Die freiheitliche Demokratie ist vielmehr darauf angewiesen, weltanschauliche Akteure und Institutionen zu fördern, die sich für eine Kultur des Gesprächs stark machen und Demokratie inhaltlich füllen, ohne selbst Partei zu ergreifen.

Wie lässt sich die Zukunft der Demokratie in Deutschland also sichern? - Drei Standbeine

Bildung

ist sicherlich das A und O guter demokratischer Politik. In diesem Licht betrachtet offenbart das deutsche Schulsystem gerade im Bereich der politischen Bildung deutliche Mängel. Politikunterricht sollte tatsächlich deutlich höhere Priorität als bisher bekommen. Dass man bisher darauf meinte, auf breiter Linie verzichten zu können, überrascht, liegt aber vermutlich an drei Dingen:

  1. Die deutsche Demokratie ist noch nicht alt. Die Katastrophe der beiden Weltkriege, die Aufbauhilfe der westlichen Demokratien, sowie das Scheitern des Kommunismus führten außerdem zu starken Selbstverständlichkeiten. Die Ablehnung extremer antidemokratischer Positionen, beruht wohl vor allem auf der Verbindung allgemein steigenden Wohlstands mit der menschlichen Erfahrung, die der Philosoph Robert Merrihew Adams "Moral Horror" genannt hat:[1] man erschreckte vor der Gewalt und wünschte sich, Dinge im Licht dieser Erfahrungen zu verändern.
  2. Die deutsche Gesellschaft beruhte bisher auf jahrhundertelanger christlicher Prägung. Auch wenn die Bedeutung christlichen Glaubens schon lange nachlässt, nimmt immer noch ein beträchtlicher Teil der Gesellschaft an christlichen Traditionen teil. Zwar taten sich die großen Kirchen in Deutschland mit Demokratie erst einmal schwer, jedoch beruhen christliche Weltanschauungen in der Regel auf persönlicher Ansprache und damit auf Gespräch. Der Einzelne gilt als wichtig, soll sich jedoch auch nicht für zu voll nehmen. Der Dienst am Anderen ("Liebe deinen Nächsten"), war durch alle Staatsformen hindurch Christenpflicht. Außerdem kreiert der Gottesglaube grundsätzlich eine moralische Formierung, die sich einer höheren Autorität gegenüber verpflichtet weiß und somit das Potenzial in sich birgt, das eigene Ego zu dämpfen. Dadurch haben die Kirchen immer auch versucht, dem Staat gegenüber Gesprächspartner zu sein und setzen sich heute weltweit fast selbstverständlich für Religionsfreiheit ein.
  3. Der deutsche Staat hat bereits einen Weg geschaffen, seine eigene Existenz zu sichern, indem er eine eigene Rechtsform für weltanschauliche Gruppierungen geschaffen hat, die sich zur Unterstützung der Staatsform verpflichten: Weltanschauungsgemeinschaften dürfen "Körperschaft des öffentlichen Rechts (KdöR)" werden und bekommen damit auch das Recht zugesprochen, Religionsunterricht zu halten, ihre Mitglieder zu besteuern und sich am kulturellen Leben öffentlicher Institutionen zu beteiligen. Das mag auch aufgrund der starken Stellung der Kirchen einfach historische Gründe haben. Gleichzeitig hat sich der deutsche Staat hiermit eine Ergänzung geschaffen, die Fürsorge für ein demokratisches Miteinander bereits leistet.

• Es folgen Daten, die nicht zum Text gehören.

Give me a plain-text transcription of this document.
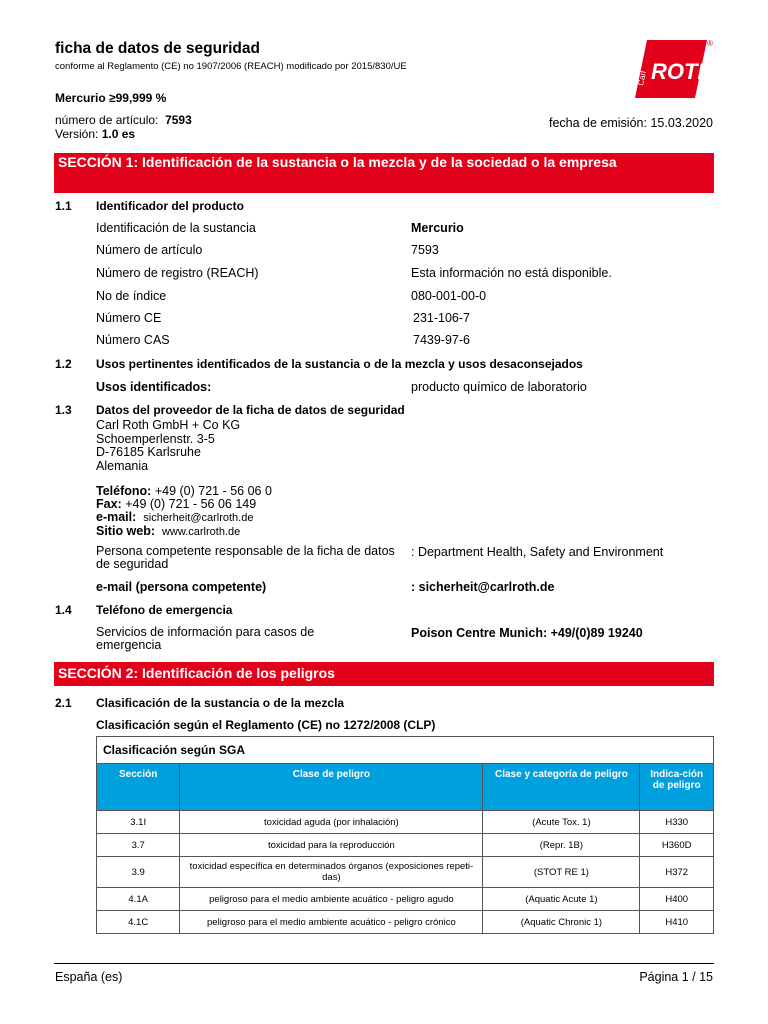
ficha de datos de seguridad
conforme al Reglamento (CE) no 1907/2006 (REACH) modificado por 2015/830/UE
Mercurio ≥99,999 %
número de artículo: 7593
Versión: 1.0 es
fecha de emisión: 15.03.2020
Carl ROTH
®
SECCIÓN 1: Identificación de la sustancia o la mezcla y de la sociedad o la empresa
1.1 Identificador del producto
Identificación de la sustancia	Mercurio
Número de artículo	7593
Número de registro (REACH)	Esta información no está disponible.
No de índice	080-001-00-0
Número CE	231-106-7
Número CAS	7439-97-6
1.2 Usos pertinentes identificados de la sustancia o de la mezcla y usos desaconsejados
Usos identificados:	producto químico de laboratorio
1.3 Datos del proveedor de la ficha de datos de seguridad
Carl Roth GmbH + Co KG
Schoemperlenstr. 3-5
D-76185 Karlsruhe
Alemania
Teléfono: +49 (0) 721 - 56 06 0
Fax: +49 (0) 721 - 56 06 149
e-mail: sicherheit@carlroth.de
Sitio web: www.carlroth.de
Persona competente responsable de la ficha de datos de seguridad
: Department Health, Safety and Environment
e-mail (persona competente)	: sicherheit@carlroth.de
1.4 Teléfono de emergencia
Servicios de información para casos de emergencia
Poison Centre Munich: +49/(0)89 19240
SECCIÓN 2: Identificación de los peligros
2.1 Clasificación de la sustancia o de la mezcla
Clasificación según el Reglamento (CE) no 1272/2008 (CLP)
Clasificación según SGA			
Sección	Clase de peligro	Clase y categoría de peligro	Indica-ción de peligro
3.1I	toxicidad aguda (por inhalación)	(Acute Tox. 1)	H330
3.7	toxicidad para la reproducción	(Repr. 1B)	H360D
3.9	toxicidad específica en determinados órganos (exposiciones repeti-das)	(STOT RE 1)	H372
4.1A	peligroso para el medio ambiente acuático - peligro agudo	(Aquatic Acute 1)	H400
4.1C	peligroso para el medio ambiente acuático - peligro crónico	(Aquatic Chronic 1)	H410
España (es)	Página 1 / 15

Die Rolle von Gemeinschaften in der moralischen Formierung sichtbar zu machen

ist somit neben der Bildung ein zweites wichtiges Standbein, um Demokratie in Deutschland lebendig zu machen. Dazu zählen implizit auch Online-Communities und Bubbles. Wollen wir in Deutschland wirklich eine echte Demokratie bauen, in der potenziell jeder mit eingebunden wird, kann das, meiner Meinung nach, wirklich konstruktiv nur darüber gehen, dass gesellschaftliche Gruppierungen ihre Rolle bei der moralischen Formierung selbst einsehen und sich als Religions- und Weltanschauungsgemeinschaften reflektieren, ähnlich vielleicht, wie das die christlichen Kirchen schon lange tun. Denn es sind ja genau diese, die Werte prägen.

Sicherlich sehen sich die meisten gesellschaftlichen Bewegungen nicht als religiös. Vom Wortsinn her betrachtet stimmt diese Selbsteinschätzung jedoch nicht: "Religion", von (lat.) "religio", heißt nichts anderes als "Verehrung". Verehren die meisten Bewegungen nicht etwas? Treten sie nicht für bestimmte Werte ein und füllen sie inhaltlich? Diese Bewegungen prägen die Werte unserer Gesellschaft, kreieren damit Weltanschauung, z.T. ohne dass ein tiefes Gespräch zu Stande kommt. Doch genau das braucht unsere Demokratie: Mehr Gespräch und kritisches Auseinandersetzen in anerkanntem Religionsunterricht und in öffentlichen Gesprächsforen über Religion - und gerade nicht, dass Religion und weltanschauliche Auseinandersetzung ins Private verbannt wird.

Vor allem braucht es uns als Zivilgesellschaft, also jeden Einzelnen von uns.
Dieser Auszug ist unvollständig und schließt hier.